Quebec Major Junior Hockey League facing proposed $15M class-action suit over alleged hazing
Application names league, teams and Canadian Hockey League
WARNING: This article contains graphic content and may affect those who have experienced sexual violence or know someone affected by it.
A former player with the Quebec Major Junior Hockey League has filed an application for a class-action lawsuit of more than $15 million against the league and its teams over alleged hazing abuse.
Carl Latulippe played in Quebec's main junior league between 1994 and 1996 and claims he was abused during hazing rituals with two teams.
Latulippe, 45, says that during training camp he was forced by veteran players of the Chicoutimi Saguenéens to undress and masturbate in front of teammates on a team bus, with full knowledge of the coaches. He also alleges that team veterans assaulted rookies with soap wrapped in towels.
The plaintiff's accusations were made public last month in an article in Montreal's La Presse, at which time the league said it had already opened investigations into sexual and physical abuse among its franchises.

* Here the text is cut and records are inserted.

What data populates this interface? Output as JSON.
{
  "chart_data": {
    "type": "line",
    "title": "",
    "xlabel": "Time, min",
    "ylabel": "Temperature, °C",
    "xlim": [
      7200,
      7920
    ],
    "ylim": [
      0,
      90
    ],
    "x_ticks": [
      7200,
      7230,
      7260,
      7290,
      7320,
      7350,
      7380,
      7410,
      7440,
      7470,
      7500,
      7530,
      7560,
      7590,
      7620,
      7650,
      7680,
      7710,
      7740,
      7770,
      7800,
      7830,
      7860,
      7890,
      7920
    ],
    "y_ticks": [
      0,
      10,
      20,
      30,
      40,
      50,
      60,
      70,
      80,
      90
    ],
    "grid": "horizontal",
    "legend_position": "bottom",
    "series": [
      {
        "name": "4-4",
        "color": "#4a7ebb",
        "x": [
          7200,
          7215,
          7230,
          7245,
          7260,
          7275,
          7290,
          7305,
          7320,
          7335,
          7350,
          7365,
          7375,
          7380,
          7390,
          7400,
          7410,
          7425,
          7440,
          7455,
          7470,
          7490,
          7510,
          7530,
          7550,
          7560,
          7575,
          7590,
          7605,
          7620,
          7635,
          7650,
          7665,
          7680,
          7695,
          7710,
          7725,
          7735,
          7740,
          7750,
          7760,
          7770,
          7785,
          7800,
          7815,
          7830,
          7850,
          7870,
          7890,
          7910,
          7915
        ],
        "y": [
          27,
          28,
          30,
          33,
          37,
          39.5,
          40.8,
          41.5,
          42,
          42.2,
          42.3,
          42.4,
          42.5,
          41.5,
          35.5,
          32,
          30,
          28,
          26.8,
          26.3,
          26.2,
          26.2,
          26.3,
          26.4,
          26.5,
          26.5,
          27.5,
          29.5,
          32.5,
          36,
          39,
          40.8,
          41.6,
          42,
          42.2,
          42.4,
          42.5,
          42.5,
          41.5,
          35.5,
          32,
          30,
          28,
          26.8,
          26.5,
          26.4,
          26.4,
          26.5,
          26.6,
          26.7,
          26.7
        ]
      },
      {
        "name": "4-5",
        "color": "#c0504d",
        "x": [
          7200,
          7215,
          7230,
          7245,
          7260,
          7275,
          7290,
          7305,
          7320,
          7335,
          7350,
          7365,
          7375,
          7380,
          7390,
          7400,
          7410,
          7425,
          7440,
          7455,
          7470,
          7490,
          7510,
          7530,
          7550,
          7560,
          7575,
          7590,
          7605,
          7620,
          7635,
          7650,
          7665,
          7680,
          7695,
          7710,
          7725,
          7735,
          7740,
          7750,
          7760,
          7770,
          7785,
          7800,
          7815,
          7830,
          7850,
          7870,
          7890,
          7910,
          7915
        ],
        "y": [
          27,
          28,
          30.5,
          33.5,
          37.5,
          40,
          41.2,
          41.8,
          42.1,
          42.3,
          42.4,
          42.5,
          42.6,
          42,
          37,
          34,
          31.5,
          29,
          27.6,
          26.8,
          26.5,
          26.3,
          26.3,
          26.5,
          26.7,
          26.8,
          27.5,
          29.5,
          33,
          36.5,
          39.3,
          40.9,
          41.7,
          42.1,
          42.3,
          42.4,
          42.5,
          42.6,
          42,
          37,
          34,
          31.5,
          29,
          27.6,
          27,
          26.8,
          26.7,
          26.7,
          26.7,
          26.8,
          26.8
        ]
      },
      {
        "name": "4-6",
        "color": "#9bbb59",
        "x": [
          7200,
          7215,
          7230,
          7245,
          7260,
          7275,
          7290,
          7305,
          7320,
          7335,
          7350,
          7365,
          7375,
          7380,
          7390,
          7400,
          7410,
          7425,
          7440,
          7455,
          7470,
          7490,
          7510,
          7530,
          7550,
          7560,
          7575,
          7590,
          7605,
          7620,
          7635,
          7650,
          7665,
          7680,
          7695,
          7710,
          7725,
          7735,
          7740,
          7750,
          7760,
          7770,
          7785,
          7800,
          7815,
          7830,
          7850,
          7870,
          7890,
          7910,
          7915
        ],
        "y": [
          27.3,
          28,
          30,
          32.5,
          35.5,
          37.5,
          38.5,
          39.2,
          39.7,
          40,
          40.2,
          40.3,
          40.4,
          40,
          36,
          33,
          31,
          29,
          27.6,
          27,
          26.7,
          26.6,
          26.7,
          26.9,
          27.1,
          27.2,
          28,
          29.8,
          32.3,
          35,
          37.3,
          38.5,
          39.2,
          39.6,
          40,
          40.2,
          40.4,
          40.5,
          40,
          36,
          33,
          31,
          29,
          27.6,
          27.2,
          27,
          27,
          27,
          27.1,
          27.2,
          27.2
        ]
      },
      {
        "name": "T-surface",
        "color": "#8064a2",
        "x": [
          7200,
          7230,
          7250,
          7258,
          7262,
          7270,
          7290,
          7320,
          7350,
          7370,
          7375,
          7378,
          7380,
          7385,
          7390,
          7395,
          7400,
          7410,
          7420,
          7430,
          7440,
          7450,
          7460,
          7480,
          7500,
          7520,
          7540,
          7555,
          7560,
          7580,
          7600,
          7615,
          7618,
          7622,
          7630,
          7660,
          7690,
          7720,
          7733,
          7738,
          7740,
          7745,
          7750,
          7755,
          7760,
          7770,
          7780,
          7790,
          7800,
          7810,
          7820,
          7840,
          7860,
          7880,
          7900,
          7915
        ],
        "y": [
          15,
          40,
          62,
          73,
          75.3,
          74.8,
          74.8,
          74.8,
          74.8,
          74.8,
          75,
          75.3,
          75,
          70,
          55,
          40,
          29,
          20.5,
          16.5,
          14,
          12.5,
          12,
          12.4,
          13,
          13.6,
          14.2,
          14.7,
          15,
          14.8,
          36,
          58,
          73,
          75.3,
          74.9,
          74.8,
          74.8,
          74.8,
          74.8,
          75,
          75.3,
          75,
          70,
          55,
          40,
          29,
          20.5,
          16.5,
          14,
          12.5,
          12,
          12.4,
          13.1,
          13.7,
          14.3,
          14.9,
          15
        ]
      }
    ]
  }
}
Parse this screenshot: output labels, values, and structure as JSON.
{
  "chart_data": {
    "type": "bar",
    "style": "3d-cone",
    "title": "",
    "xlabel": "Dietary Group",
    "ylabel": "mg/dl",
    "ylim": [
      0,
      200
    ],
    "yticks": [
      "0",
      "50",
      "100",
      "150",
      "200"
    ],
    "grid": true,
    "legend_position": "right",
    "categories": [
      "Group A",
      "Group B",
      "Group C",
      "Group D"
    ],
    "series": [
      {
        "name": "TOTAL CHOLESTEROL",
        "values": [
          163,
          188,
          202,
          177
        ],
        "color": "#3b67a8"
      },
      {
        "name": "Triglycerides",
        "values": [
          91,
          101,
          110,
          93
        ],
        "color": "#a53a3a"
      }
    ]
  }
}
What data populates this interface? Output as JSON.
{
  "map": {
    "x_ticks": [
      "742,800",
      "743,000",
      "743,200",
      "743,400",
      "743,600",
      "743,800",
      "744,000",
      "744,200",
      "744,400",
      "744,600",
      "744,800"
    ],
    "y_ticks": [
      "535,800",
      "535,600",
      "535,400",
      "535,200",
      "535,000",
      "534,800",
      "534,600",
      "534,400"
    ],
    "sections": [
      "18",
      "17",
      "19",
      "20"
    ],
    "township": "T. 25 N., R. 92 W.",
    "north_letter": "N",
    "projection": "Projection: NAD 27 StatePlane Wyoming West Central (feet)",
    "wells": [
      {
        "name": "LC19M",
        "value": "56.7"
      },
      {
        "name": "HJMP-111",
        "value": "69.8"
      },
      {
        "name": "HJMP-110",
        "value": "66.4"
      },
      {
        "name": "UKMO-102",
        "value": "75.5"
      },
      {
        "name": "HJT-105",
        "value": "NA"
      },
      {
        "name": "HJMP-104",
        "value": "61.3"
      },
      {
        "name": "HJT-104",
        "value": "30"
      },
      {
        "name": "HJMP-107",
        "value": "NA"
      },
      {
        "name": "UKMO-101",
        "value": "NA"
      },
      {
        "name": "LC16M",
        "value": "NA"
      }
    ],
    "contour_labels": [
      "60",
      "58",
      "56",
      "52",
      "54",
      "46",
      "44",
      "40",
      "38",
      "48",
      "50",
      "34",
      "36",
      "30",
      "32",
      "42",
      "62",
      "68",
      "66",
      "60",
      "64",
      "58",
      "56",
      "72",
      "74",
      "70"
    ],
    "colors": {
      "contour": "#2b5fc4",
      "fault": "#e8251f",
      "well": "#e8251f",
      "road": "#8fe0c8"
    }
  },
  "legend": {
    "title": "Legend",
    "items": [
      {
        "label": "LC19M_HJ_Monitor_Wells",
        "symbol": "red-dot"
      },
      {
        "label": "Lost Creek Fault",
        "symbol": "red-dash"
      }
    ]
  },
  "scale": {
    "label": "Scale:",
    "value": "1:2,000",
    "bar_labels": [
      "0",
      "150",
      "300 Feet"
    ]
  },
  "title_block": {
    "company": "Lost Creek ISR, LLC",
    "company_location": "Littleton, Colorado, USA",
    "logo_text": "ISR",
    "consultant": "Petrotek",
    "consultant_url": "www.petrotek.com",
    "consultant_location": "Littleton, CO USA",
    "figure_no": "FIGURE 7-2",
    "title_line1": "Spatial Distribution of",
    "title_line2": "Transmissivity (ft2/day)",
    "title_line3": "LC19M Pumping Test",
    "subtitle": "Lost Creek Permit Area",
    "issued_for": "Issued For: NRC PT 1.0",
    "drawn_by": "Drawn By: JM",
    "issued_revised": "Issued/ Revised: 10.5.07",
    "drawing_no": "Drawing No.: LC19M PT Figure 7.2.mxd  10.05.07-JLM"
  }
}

Latulippe was Chicoutimi's first-round pick in the 1994 QMJHL draft. He was 16. After the masturbation incident on the bus, he left the team without saying why, but the head coach convinced him to return. Latulippe said he discussed the behaviour of veteran players with his coach, who allegedly replied that the hazing would only last a year and that it helped to build character. Latulippe played six regular season games with the Saguenéens.
His application for a class action says he was later traded to the Drummondville Voltigeurs and was also abused by members of that team during hazing rituals. Latulippe alleges that Voltigeurs rookies were required to cover themselves in shampoo to make it difficult for veterans to grab and assault them in the shower.
One Voltigeurs veteran allegedly tore the anus of a rookie by shoving a hanger inside him. Latulippe also describes being forced to binge drink at a team initiation event in Drummondville, Que.
After the Voltigeurs, the plaintiff played for the Beauport Harfangs — who have since become the Quebec City Remparts. He said no abusive hazing incidents occurred while he was on that team.
Suit would cover 1969 to present
The class action seeks to represent "all hockey players who have experienced abuse while they were minors and playing in the Quebec Major Junior Hockey League, starting from July 1, 1969."
Latulippe says he suffered from several psychological consequences as a result of the alleged abuse. He says he became addicted to drugs and gambling, which prevented him from maintaining his income.
As well, he says he hasn't been able to set foot in an arena since his time in the Quebec major juniors and refuses to allow his son to play hockey out of fear the child would suffer similar abuse.
The request to launch the class action dated Tuesday was filed at the Quebec City courthouse, and a Superior Court judge must authorize the case before it can proceed.
Latulippe's application targets the Quebec league, its member franchises and its umbrella organization — the Canadian Hockey League — and seeks $650,000 for the plaintiff in damages, including pain, suffering and humiliation, as well as lost productivity and therapy. Another $15 million is to be shared among other alleged victims.
The proposed lawsuit notes that both the CHL and QMJHL have codes of conduct in which teams have the obligation to supervise players. A bylaw for Quebec's league states that players must evolve "in a safe and formative environment to prepare them for their life as an adult."
Latulippe's lawsuit says that the defendants, "when they had an obligation to protect the members of the class and to look after their well-being, witnessed the abuse, encouraged it, neglected, tolerated, covered up or ignored it."
He filed his application after the Ontario Superior Court in February denied authorization for a class action in that province involving players in Canada's three major junior hockey leagues — including the QMJHL — dating back to 1975.
Ontario Superior Court Justice Paul Perell accepted evidence that former players suffered "horrific and despicable and unquestionably criminal acts" at the hands of teammates and staff during initiations. But the judge said the plaintiffs failed to present a workable plan to litigate.
The plaintiffs can still appeal that decision or launch individual lawsuits against the leagues and teams.
The Quebec filing excludes anyone who participates in any individual lawsuits in Ontario.
In a statement issued Wednesday evening, a spokesperson for the QMJHL said the league had launched an independent investigation into Latulippe's allegations.
"The QMJHL takes allegations of maltreatment very seriously and condemns the conduct of any perpetrators or teams that have acted inappropriately and outside the expectations and standards of the QMJHL," wrote Maxime Blouin, the league's communications director.
Support is available for anyone who has been sexually assaulted. You can access crisis lines and local support services through this Government of Canada website or the Ending Violence Association of Canada database. If you're in immediate danger or fear for your safety or that of others around you, please call 911.